In our opinion this simply would not work, or rather it would not work to the level of accuracy we knew existed in terms of the Giza pyramids and Orion’s Belt.

Our years of work on prehistoric and ancient metrology had already taught us to respect these long-gone builders as true engineers, rather than casual artists. The magnificent quality of the Thornborough and Giza layouts screams out that there was heavy-duty science behind their unerring accuracy.

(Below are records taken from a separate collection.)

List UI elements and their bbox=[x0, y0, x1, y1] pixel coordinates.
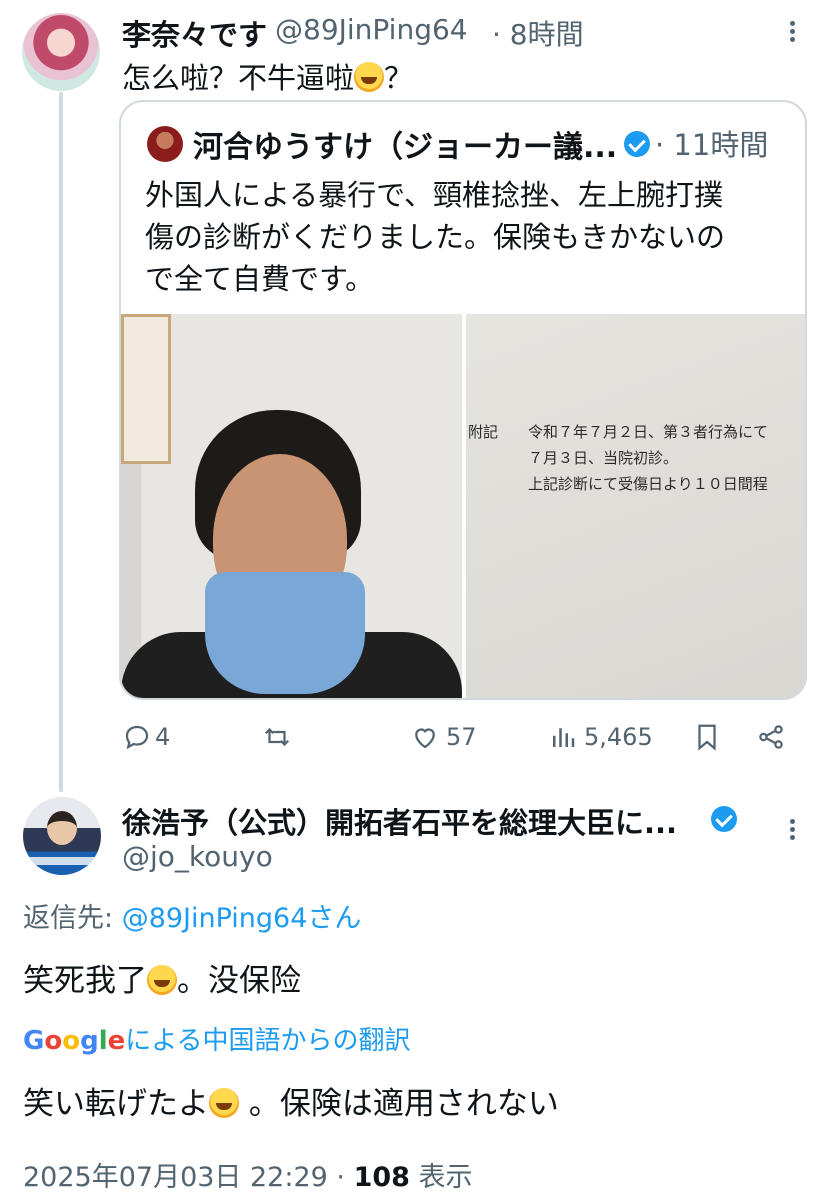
reply-to-mention[interactable]: @89JinPing64さん bbox=[122, 903, 362, 934]
retweet-icon bbox=[264, 727, 290, 747]
bookmark-button[interactable] bbox=[692, 722, 722, 752]
translation-attribution[interactable]: Googleによる中国語からの翻訳 bbox=[23, 1020, 411, 1057]
post-time[interactable]: · 8時間 bbox=[492, 13, 584, 53]
reply-button[interactable]: 4 bbox=[122, 722, 170, 752]
avatar-caption-strip bbox=[29, 857, 95, 865]
like-count: 57 bbox=[446, 723, 477, 751]
reply-count: 4 bbox=[155, 723, 171, 751]
tweet-text: 怎么啦？不牛逼啦 ？ bbox=[122, 55, 413, 97]
tweet-text-end: ？ bbox=[384, 61, 414, 95]
view-count: 5,465 bbox=[584, 723, 653, 751]
quoted-tweet-text: 外国人による暴行で、頸椎捻挫、左上腕打撲 傷の診断がくだりました。保険もきかない… bbox=[145, 178, 726, 296]
author-handle[interactable]: @jo_kouyo bbox=[122, 840, 273, 873]
verified-badge-icon bbox=[624, 131, 650, 157]
heart-icon bbox=[415, 728, 435, 749]
share-button[interactable] bbox=[756, 722, 786, 752]
photo-neck-collar bbox=[205, 572, 365, 694]
rofl-emoji-icon bbox=[354, 62, 385, 92]
reply-icon bbox=[125, 725, 149, 750]
rofl-emoji-icon bbox=[147, 965, 177, 995]
like-button[interactable]: 57 bbox=[410, 722, 477, 752]
view-count: 108 bbox=[353, 1162, 410, 1193]
quoted-author-name: 河合ゆうすけ（ジョーカー議... bbox=[193, 130, 618, 165]
views-label: 表示 bbox=[409, 1162, 473, 1193]
rofl-emoji-icon bbox=[209, 1088, 239, 1118]
author-handle[interactable]: @89JinPing64 bbox=[275, 13, 468, 46]
views-button[interactable]: 5,465 bbox=[548, 722, 653, 752]
google-logo: Google bbox=[23, 1026, 126, 1056]
reply-to-line: 返信先: @89JinPing64さん bbox=[23, 896, 361, 935]
retweet-button[interactable] bbox=[262, 722, 292, 752]
quoted-avatar bbox=[147, 126, 183, 162]
author-name[interactable]: 徐浩予（公式）開拓者石平を総理大臣に... bbox=[122, 800, 677, 842]
quoted-tweet-card[interactable]: 河合ゆうすけ（ジョーカー議... · 11時間 外国人による暴行で、頸椎捻挫、左… bbox=[119, 100, 807, 700]
post-meta: 2025年07月03日 22:29 · 108 表示 bbox=[23, 1155, 473, 1194]
translation-label: による中国語からの翻訳 bbox=[125, 1026, 411, 1056]
wall-frame bbox=[121, 314, 171, 464]
avatar[interactable] bbox=[22, 13, 100, 91]
author-name[interactable]: 李奈々です bbox=[122, 12, 267, 54]
post-timestamp[interactable]: 2025年07月03日 22:29 · bbox=[23, 1162, 354, 1193]
translated-text: 笑い転げたよ 。保険は適用されない bbox=[23, 1078, 559, 1123]
quoted-post-time: · 11時間 bbox=[655, 128, 769, 162]
bar-chart-icon bbox=[553, 728, 575, 747]
translated-text-main: 笑い転げたよ bbox=[23, 1086, 209, 1122]
thread-line bbox=[59, 92, 63, 792]
tweet-text: 笑死我了 。没保险 bbox=[23, 955, 301, 1000]
avatar[interactable] bbox=[23, 797, 101, 875]
tweet-text-main: 怎么啦？不牛逼啦 bbox=[122, 61, 355, 95]
reply-to-label: 返信先: bbox=[23, 903, 122, 934]
translated-text-end: 。保険は適用されない bbox=[239, 1086, 559, 1122]
document-text: 附記 令和７年７月２日、第３者行為にて ７月３日、当院初診。 上記診断にて受傷日… bbox=[468, 423, 769, 493]
more-options-icon[interactable] bbox=[782, 18, 802, 48]
share-icon bbox=[759, 725, 783, 749]
bookmark-icon bbox=[698, 724, 716, 751]
tweet-text-main: 笑死我了 bbox=[23, 963, 147, 999]
photo-neck-brace[interactable] bbox=[121, 314, 462, 698]
tweet-text-end: 。没保险 bbox=[177, 963, 301, 999]
action-bar: 4 57 5,465 bbox=[0, 722, 829, 758]
avatar-face bbox=[47, 811, 77, 845]
photo-medical-document[interactable]: 附記 令和７年７月２日、第３者行為にて ７月３日、当院初診。 上記診断にて受傷日… bbox=[466, 314, 805, 698]
more-options-icon[interactable] bbox=[782, 816, 802, 846]
verified-badge-icon bbox=[711, 806, 737, 832]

Because stars as seen in the night sky are little more than ‘pin pricks’ of light, any two stars can be compared with any two objects on the ground at any arbitrary scale. But when three stars are compared to three terrestrial objects, unless there is a flawless fit, one has to decide which two are correct (as two always will be) so that the degree of inaccuracy for the placement of the third can be established. The standard way of comparing the three main Giza pyramids with the shape of the stars of Orion’s Belt, both by Robert and his critics, is to consider Khufu’s and Khafre’s pyramids as being the ‘correct’ ones and then arguing a smallish error in the placing of Menkaure’s pyramid (the southernmost and by far the smallest of the three).

We are as certain as it is possible to be that this is not a correct assumption. Because the tool employed was the pendulum, and because we know from our findings at Thornborough and elsewhere that distances on the ground were direct translations of time in the sky, we knew that the outer two pyramids (Khafre and Menkaure) had to be positioned first and then the central pyramid of Khufu fitted in last.